I also wanted to give you a look at how Wisconsin shaped up compared to the rest of the US in personal income. This number went up across the board in the US despite the COVID recession because of thousands of dollars in stimulus payments, enhanced unemployment benefits, and PPP bailouts. But Wisconsin didn’t have nearly the boost that most places had, with our income growth of 4.4% putting us down at 46th in the country.

We trailed in all three areas, particularly in those transfer receipts, which may reflect that we had fewer people collecting those higher unemployment benefits, stimulus checks and PPP funds. But we also trailed in earnings (Wis down 0.3%, US was up 0.3%), and lagging in wage and earnings growth has continued to be a worrying trend in the last decade in Wisconsin.

So, the problem in Wisconsin is not too much support for unemployment but too little. What worries current legislative leaders, apparently, is that even this minimal support is still too much. In These Times features the situation in Wisconsin.

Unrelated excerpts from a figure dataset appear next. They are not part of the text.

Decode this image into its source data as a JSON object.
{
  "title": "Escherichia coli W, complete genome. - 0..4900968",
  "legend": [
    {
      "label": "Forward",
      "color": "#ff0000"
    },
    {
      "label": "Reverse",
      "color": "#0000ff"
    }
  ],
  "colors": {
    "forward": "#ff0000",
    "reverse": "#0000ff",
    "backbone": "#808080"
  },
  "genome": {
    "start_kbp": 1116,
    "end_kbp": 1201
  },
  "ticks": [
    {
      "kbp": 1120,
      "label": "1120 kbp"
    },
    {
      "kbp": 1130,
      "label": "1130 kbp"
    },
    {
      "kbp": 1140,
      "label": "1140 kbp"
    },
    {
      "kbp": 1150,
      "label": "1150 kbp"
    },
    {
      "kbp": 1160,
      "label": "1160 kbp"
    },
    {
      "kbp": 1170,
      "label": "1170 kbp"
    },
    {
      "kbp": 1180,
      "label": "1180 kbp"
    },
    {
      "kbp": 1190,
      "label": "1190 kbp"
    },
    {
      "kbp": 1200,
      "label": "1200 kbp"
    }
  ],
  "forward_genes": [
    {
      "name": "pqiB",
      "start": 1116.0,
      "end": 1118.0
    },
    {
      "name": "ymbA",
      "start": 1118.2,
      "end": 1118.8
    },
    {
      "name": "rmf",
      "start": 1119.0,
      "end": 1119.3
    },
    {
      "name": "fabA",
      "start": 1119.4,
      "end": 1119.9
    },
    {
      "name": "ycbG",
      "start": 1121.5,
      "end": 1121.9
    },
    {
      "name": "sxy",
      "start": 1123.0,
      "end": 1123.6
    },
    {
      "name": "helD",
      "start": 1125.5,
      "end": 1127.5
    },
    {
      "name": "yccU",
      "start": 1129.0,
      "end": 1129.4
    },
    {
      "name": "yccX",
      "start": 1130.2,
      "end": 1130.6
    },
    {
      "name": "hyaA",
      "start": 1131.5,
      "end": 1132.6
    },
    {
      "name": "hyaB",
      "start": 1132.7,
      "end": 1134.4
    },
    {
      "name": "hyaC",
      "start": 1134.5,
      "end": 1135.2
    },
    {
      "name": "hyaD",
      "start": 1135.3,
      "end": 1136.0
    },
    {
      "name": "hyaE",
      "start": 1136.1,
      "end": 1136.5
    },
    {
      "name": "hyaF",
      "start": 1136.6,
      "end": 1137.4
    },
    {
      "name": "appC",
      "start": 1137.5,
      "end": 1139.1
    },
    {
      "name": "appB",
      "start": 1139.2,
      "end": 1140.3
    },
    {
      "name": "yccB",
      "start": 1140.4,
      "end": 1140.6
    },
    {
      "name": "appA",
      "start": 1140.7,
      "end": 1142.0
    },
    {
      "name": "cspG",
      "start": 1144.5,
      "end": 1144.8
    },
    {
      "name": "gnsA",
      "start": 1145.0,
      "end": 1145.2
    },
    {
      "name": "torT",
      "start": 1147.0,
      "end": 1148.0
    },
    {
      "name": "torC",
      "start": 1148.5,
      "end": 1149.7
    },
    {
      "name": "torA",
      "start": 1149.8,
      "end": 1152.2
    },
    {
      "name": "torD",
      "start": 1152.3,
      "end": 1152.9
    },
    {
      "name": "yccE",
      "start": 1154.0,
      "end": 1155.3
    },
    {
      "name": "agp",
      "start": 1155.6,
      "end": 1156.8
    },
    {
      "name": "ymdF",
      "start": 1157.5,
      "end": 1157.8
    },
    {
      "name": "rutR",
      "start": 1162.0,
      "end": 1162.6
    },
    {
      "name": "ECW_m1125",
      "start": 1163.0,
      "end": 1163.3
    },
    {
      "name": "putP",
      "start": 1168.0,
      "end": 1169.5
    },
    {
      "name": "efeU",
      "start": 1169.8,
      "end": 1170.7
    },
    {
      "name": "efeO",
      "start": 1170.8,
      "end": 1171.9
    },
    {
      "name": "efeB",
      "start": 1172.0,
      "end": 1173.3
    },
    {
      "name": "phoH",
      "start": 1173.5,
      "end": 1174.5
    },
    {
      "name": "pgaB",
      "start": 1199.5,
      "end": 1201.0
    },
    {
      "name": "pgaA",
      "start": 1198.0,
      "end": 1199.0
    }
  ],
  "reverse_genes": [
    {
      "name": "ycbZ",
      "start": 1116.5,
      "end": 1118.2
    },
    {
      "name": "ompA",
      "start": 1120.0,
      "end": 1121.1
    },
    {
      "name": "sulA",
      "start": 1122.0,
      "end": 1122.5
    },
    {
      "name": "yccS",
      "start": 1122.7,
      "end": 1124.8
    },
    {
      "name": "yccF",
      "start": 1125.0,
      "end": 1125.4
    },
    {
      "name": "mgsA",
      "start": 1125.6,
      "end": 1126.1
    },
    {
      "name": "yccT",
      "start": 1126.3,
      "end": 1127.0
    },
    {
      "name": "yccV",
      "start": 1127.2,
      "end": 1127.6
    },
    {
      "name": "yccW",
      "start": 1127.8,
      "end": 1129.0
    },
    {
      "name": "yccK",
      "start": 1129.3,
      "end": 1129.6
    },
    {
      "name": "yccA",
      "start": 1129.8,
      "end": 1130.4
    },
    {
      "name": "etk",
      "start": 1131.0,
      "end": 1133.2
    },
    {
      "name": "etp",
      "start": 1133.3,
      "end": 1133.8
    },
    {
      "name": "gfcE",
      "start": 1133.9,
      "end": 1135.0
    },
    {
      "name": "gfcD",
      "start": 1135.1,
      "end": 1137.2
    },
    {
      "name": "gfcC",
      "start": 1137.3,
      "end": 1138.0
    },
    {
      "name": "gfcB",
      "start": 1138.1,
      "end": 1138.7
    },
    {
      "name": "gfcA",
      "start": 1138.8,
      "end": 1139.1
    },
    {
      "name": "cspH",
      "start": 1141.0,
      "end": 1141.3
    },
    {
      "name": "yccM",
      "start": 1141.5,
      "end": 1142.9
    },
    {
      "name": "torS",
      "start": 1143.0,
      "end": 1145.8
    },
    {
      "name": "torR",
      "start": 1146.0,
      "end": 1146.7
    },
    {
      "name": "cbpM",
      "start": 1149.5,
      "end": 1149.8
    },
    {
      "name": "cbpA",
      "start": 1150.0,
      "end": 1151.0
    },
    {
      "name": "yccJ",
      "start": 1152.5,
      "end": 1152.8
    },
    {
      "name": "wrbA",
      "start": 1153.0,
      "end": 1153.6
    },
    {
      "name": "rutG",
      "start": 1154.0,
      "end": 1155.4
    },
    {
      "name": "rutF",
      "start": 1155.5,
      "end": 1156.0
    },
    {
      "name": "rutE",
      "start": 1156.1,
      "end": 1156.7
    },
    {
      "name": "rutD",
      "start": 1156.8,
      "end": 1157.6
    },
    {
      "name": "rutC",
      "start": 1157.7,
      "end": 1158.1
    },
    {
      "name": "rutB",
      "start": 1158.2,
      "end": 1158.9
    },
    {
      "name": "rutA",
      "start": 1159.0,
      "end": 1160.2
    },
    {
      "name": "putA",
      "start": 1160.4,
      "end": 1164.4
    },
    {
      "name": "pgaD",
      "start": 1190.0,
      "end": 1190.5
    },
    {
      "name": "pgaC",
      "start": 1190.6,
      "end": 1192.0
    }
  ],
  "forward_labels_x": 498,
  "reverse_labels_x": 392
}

In Wisconsin, the legislature has voted to reinstate work search requirements for people receiving unemployment insurance, and declined Governor Evers’ proposal to add $15 million to the state’s unemployment system, as well as a proposal to add $28 million to worker training programs. Meanwhile, Republicans in the legislature have made moves to eliminate the $300 supplement from the federal government for UI.

[Gov. Evers says he disagrees with these actions but has not promised to veto the rollback of these pandemic unemployment programs. The evidence of these programs, however, . . . ]

“Unemployment rates in Wisconsin don’t support the overdrawn and quite dramatic, self serving conclusion that there are a bunch of people sitting on the sidelines who are ready to go to go to work in otherwise low wage, no benefit, insecure, crappy jobs if $300 a week, supplemental unemployment benefits were eliminated,” said Peter Rickman, president of MASH. At the same time, Rickman sees the current economic landscape as an opportunity for workers. ​“The way the labor market is constructed right now is such that the balance of power instead of being wholly and entirely in favor of the boss class, has had a slight tipping towards the working class,” he said.

Senator Melissa Agard (D‑16th District) argues that cutting UI won’t put people back to work as much as it would harm struggling families. ​“It’s really unfortunate that my Republican colleagues in Wisconsin are continuing down the same path that they were on pre-pandemic: making it harder for people to be able to get ahead and take care of themselves and their families,” Agard told In These Times. ​“Folks are having a hard time finding people for jobs primarily because they’re not paying people a living wage, or respectable wage to do those jobs.”

One final point to keep in mind is that Wisconsin’s unemployment system has a partial wage formula (not offered in most states) that means unemployment and work are NOT mutually exclusive. Many unemployed folk can and do work part-time while still receiving unemployment benefits.